Lifeline for struggling credit unions

FINANCE Minister Brian Lenihan has indicated his intention to give struggling credit unions a financial lifeline as well as extend their lending limits.

Lifeline  for struggling credit unions

He told credit unions at the weekend that in order to safeguard their position and the public’s confidence in their stability, he was looking at providing them with liquidity support.

Any move to offer hard-pressed credit unions access to a central emergency fund could also lessen pressure on members experiencing difficulty repaying loans.

Mr Lenihan told the annual general meeting of the Irish League of Credit Unions (ILCU) that he understood the liquidity position of the movement was “healthy” overall. But he said that it was important to look, on a contingency basis, at mechanisms that would be available to provide the special fund should the need arise.

He added: “My department has been in discussions with the league and other stakeholders, both within the credit union movement and the Regulator and Central Bank about this issue with a view to finding the best way forward.”

It is expected that any liquidity support reserve for weak credit unions may be partly funded by stronger ones.

Credit Unions already benefit from access to a €100 million stabilisation fund controlled by the ILCU. But a new liquidity support scheme would use surplus funds from the movement as a whole.

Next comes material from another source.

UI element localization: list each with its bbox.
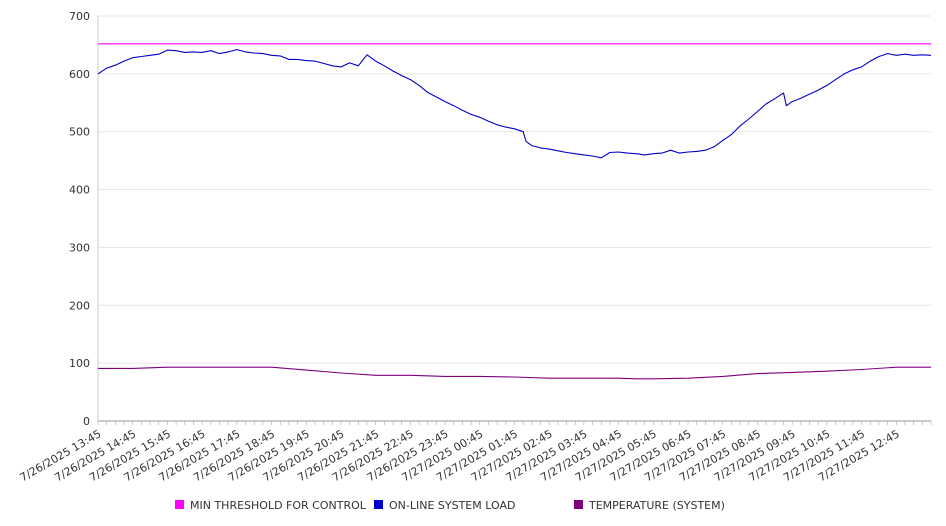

One of the most pressing issues facing credit unions was the problem of members trying to repay loans, the minister said adding that “it should be possible to explore all reasonable steps to allow a member, in carefully monitored and controlled circumstances, to re-schedule their repayments to a level which is affordable to them”.

To help credit unions facilitate revised repayments, Mr Lenihan announced a review of their long-term lending limits.

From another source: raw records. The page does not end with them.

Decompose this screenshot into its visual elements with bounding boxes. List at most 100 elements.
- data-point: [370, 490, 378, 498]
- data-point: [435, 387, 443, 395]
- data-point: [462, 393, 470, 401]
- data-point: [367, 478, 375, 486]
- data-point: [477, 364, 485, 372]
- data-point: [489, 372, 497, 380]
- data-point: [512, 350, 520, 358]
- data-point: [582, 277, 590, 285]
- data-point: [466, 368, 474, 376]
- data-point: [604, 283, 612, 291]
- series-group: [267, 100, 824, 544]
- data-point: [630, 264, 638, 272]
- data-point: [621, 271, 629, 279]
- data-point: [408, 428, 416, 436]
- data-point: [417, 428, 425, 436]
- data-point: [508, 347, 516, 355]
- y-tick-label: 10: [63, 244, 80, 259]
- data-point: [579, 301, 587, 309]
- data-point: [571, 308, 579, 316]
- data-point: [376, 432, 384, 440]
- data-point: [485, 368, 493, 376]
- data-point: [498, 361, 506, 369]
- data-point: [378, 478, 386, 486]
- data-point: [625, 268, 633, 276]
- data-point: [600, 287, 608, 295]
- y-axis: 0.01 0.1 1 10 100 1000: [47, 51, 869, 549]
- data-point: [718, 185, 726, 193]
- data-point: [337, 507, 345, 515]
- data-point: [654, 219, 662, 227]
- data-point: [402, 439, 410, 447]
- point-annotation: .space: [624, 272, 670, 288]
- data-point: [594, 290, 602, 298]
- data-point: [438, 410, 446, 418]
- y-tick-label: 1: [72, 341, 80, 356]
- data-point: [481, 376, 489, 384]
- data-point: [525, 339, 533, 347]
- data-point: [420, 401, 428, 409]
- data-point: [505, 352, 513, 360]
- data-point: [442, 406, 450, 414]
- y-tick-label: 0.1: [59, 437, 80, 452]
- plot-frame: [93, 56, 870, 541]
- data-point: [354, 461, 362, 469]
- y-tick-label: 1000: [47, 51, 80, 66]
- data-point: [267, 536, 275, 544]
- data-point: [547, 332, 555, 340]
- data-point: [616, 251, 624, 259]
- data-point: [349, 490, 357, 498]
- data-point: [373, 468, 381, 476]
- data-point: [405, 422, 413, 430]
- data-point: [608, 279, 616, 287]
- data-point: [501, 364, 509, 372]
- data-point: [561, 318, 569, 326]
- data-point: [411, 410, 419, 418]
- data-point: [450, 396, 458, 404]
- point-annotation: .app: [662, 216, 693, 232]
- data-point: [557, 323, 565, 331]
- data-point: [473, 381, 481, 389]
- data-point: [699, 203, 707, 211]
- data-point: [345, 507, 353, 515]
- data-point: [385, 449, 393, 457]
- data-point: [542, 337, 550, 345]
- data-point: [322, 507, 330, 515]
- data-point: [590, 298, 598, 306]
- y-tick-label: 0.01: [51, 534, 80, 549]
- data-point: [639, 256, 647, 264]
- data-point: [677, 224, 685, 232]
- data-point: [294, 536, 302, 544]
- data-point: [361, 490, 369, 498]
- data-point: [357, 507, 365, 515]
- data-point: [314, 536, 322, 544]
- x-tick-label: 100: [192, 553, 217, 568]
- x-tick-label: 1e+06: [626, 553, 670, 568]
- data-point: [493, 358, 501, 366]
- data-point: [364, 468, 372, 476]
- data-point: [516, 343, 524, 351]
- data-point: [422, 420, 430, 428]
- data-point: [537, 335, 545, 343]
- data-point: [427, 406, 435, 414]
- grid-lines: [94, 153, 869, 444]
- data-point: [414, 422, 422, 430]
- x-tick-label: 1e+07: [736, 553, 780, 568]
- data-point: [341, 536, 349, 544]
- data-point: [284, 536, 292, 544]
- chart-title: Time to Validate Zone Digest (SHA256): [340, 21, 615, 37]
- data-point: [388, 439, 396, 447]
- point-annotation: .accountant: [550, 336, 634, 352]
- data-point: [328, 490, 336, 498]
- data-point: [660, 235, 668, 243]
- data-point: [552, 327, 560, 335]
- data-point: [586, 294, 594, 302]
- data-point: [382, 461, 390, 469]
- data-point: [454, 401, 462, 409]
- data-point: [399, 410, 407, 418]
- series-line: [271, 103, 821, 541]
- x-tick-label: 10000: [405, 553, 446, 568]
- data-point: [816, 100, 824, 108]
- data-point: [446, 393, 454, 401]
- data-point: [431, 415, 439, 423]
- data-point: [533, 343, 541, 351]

His department has reconvened a group which reviewed section 35 of the Credit Union Act lending limits in 2006. The rules govern the maximum length of time for which a credit union’s loan portfolio can be outstanding.

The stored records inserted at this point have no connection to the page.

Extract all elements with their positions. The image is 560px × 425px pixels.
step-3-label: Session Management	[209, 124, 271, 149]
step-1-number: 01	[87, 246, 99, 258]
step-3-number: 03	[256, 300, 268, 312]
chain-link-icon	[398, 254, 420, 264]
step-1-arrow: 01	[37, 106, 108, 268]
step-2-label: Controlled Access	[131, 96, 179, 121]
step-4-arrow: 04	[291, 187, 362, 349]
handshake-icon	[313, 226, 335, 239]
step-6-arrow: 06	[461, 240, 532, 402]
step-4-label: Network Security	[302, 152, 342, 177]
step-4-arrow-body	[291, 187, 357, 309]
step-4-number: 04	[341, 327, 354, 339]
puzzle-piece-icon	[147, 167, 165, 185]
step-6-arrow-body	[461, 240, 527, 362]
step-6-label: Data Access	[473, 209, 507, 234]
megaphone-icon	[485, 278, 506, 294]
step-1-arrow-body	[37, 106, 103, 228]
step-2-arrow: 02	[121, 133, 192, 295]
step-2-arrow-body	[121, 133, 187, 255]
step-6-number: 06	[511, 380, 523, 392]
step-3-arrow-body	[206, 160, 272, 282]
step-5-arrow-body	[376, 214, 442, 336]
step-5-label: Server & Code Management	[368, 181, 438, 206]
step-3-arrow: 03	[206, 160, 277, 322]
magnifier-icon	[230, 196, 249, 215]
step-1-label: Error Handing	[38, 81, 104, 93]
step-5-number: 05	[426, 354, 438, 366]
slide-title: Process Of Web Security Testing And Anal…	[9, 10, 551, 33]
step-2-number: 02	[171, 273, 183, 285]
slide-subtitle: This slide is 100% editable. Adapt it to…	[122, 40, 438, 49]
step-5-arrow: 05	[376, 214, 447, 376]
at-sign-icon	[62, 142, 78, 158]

Draft legislation has also been drawn up on extending the deposit guarantee scheme for credit union savers, which was announced by the minister last September. Credit unions have until the second half of next month to consider the legislation.

ILCU president Uel Adair told the meeting in Killarney that the group’s 508 member credit unions had 2.9 million members between them, €14 billion in assets and €11.9bn in savings.